Paris’ Shining Mix of Tailoring & Curves

Published October 1, 2012

Raf Simons flew Christian Dior’s Bar jacket like a banner for a new, more vibrant minimalism sticking to the intentions he previewed in this summer’s couture. The bar has been a bit of a stumbling block over the years at Dior. Galliano tried hard to bring it into his collections with little tangible success. Simons’ take on the Bar, a perfect balance of tailoring and curves, opened the show as a black suit jacket over skinny pants and went on to become a short, off-the-shoulder dress serving as the opener for a string of short dresses, sculpted like ombre chinoises, without an extra detail. Call it minimalism if you will—Simons says he is aiming for a sexier kind of less is more—this clean up is the coup de grace for fashion excess. After his tailoring opus, Simons unleashed color in swirling confections of iridescent pastel satins with a hint of synthetics about them, like ball gowns atop simple black evening shorts. A-line dresses in bold, silky stripes, abstract color blocks with light embroidery—one looked like a blow-up of butterfly wing patterns—and bright pastel lace net on black project dazzling blasts of color like present wrapping. And the show’s finale: skinny body stocking sweaters in black and cropped ball gowns in oversized iridescent florals exemplify elegance and restraint.
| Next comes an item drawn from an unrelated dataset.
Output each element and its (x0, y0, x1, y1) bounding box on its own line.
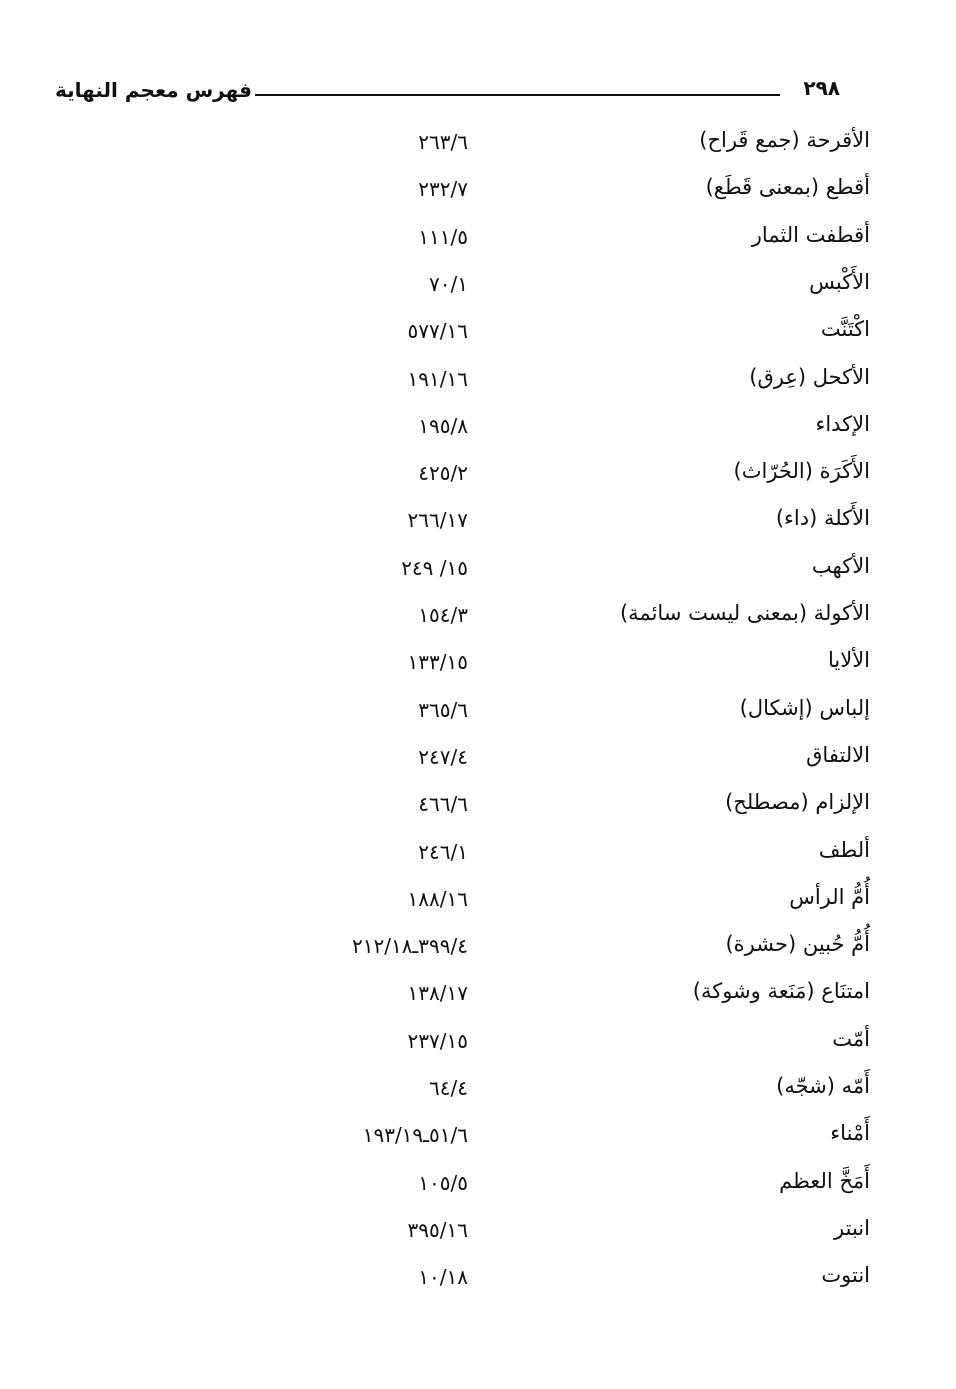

It’s kind of hard to write about Isabel Marant after Simon’s arrival at Dior, but if there’s any designer who can sum up what contemporary girls want to wear, it’s her. And apparently for spring, she thinks they just want to have fun. Marant went into full summer print mode inspired by images of Elvis in Hawaii and Brigitte Bardot in Saint Tropez for one-shoulder scarf dressing, patterned skinny pants, aloha bustier dresses, lace-up patterned tunics and a great Indian style tailoring edged with embroidery and studs.
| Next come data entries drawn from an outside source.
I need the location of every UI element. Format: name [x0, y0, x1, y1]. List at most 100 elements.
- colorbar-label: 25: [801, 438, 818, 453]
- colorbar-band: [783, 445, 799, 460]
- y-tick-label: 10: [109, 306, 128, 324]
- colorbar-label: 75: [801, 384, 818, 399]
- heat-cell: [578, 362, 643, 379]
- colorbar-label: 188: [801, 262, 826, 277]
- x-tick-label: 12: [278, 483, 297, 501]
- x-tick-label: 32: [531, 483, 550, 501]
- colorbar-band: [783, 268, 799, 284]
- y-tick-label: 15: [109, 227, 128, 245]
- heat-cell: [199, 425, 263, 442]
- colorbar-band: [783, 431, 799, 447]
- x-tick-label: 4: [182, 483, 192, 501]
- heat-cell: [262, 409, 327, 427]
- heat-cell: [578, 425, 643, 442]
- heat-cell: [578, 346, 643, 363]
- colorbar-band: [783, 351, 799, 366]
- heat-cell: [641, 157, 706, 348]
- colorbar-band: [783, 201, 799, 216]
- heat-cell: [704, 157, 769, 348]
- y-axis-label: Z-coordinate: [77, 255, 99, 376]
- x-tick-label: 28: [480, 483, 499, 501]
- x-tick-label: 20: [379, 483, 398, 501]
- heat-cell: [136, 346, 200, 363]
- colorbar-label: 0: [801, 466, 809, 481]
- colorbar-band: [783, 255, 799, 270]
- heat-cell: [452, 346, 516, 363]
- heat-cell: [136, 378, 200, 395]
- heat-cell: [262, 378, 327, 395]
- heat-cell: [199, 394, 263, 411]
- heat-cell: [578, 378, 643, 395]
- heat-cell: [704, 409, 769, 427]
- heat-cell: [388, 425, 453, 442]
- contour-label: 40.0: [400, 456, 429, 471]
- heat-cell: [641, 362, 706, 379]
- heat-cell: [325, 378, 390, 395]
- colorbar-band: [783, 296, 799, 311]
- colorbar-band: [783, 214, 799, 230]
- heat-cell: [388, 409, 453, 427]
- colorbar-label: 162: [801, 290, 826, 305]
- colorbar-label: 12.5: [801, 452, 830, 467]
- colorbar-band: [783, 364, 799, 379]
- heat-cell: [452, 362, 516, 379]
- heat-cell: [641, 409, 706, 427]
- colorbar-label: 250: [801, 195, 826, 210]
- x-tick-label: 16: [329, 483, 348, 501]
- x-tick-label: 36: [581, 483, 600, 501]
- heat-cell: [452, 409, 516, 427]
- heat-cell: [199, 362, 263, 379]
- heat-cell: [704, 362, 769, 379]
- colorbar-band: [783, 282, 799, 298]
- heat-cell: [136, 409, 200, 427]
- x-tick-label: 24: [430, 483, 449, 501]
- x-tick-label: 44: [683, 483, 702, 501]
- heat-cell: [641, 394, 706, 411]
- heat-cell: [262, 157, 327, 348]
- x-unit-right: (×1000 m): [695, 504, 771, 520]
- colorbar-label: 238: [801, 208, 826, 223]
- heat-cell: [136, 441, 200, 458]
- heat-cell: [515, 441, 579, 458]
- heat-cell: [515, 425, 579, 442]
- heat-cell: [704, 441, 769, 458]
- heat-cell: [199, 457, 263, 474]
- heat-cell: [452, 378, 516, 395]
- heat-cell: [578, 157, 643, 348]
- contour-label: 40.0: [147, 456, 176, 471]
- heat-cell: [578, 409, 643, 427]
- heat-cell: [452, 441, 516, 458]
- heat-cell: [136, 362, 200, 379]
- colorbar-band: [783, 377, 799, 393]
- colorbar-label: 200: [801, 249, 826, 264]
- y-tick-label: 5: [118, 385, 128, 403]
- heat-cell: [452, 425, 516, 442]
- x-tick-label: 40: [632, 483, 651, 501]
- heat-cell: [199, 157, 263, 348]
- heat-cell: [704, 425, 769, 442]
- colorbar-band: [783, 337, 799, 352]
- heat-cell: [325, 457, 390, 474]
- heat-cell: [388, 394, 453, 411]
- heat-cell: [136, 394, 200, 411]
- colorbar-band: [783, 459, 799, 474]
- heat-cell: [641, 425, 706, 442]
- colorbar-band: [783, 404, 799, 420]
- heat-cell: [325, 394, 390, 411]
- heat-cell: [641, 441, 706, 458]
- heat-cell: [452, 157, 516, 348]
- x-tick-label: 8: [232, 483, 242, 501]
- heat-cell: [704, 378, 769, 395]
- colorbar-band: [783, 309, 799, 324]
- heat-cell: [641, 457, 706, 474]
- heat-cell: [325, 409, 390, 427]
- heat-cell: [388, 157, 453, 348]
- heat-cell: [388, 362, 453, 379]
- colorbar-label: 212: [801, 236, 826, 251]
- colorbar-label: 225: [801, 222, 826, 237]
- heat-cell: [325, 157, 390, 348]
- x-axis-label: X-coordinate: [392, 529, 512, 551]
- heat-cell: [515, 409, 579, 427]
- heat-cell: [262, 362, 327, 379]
Hussein Chalayan is an architect and so he’s in his element now that fashion has returned to form. Chalayan played with the box, squaring off simple spring tailoring for a flat look and encasing fluorescent yellow and green curvy dresses in transparent white rectangles. This all had a clinical goddess quality before he brought sexiness to the surface in tunics with trumpet peplums, circle skirts and mini pinafore dresses.
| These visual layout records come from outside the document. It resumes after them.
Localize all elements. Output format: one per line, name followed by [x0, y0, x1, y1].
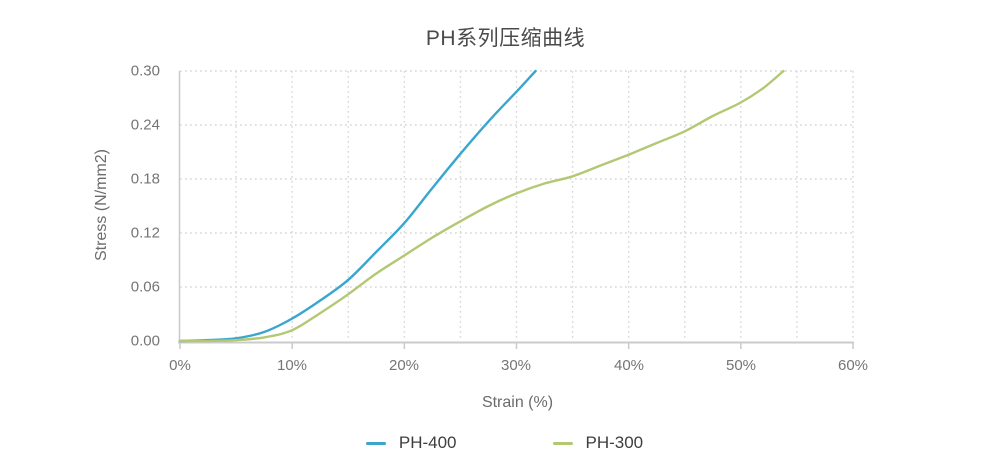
x-tick-label: 20%	[388, 357, 420, 374]
ph-400-line-swatch	[365, 441, 386, 445]
legend-item-ph-400[interactable]: PH-400	[365, 433, 457, 453]
legend-item-ph-300[interactable]: PH-300	[552, 433, 644, 453]
y-tick-label: 0.00	[130, 332, 160, 350]
x-tick-label: 0%	[169, 357, 191, 374]
x-tick-label: 40%	[613, 357, 645, 374]
y-tick-label: 0.30	[130, 62, 160, 80]
legend: PH-400 PH-300	[14, 433, 981, 453]
x-tick-label: 60%	[837, 357, 869, 374]
legend-label-ph-300: PH-300	[585, 433, 644, 452]
y-tick-label: 0.12	[130, 224, 160, 242]
x-tick-label: 50%	[725, 357, 757, 374]
legend-label-ph-400: PH-400	[398, 433, 457, 452]
x-tick-label: 10%	[276, 357, 308, 374]
y-tick-label: 0.06	[130, 278, 160, 296]
x-axis-title: Strain (%)	[481, 394, 554, 411]
y-tick-label: 0.18	[130, 170, 160, 188]
chart-title: PH系列压缩曲线	[425, 27, 586, 50]
ph-300-line-swatch	[552, 441, 573, 445]
ph-300-line	[178, 69, 785, 343]
y-tick-label: 0.24	[130, 116, 160, 134]
ph-400-line	[178, 69, 537, 343]
x-tick-label: 30%	[500, 357, 532, 374]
What if you took eveningwear, removed all embellishment, and color and then supersized it? Maison Martin Margiela posed this question as a design directive opening slowly with long, off-the-shoulder body tracing dresses in dove grey, black and flesh, cut in thick leather instead of airy silk, and worn with full length gloves for a show which became increasingly abstract and voluminous ending with shapes which resembled deflated balloons. The result was amusing and thought-provoking but it left one wondering what else MMM has in store.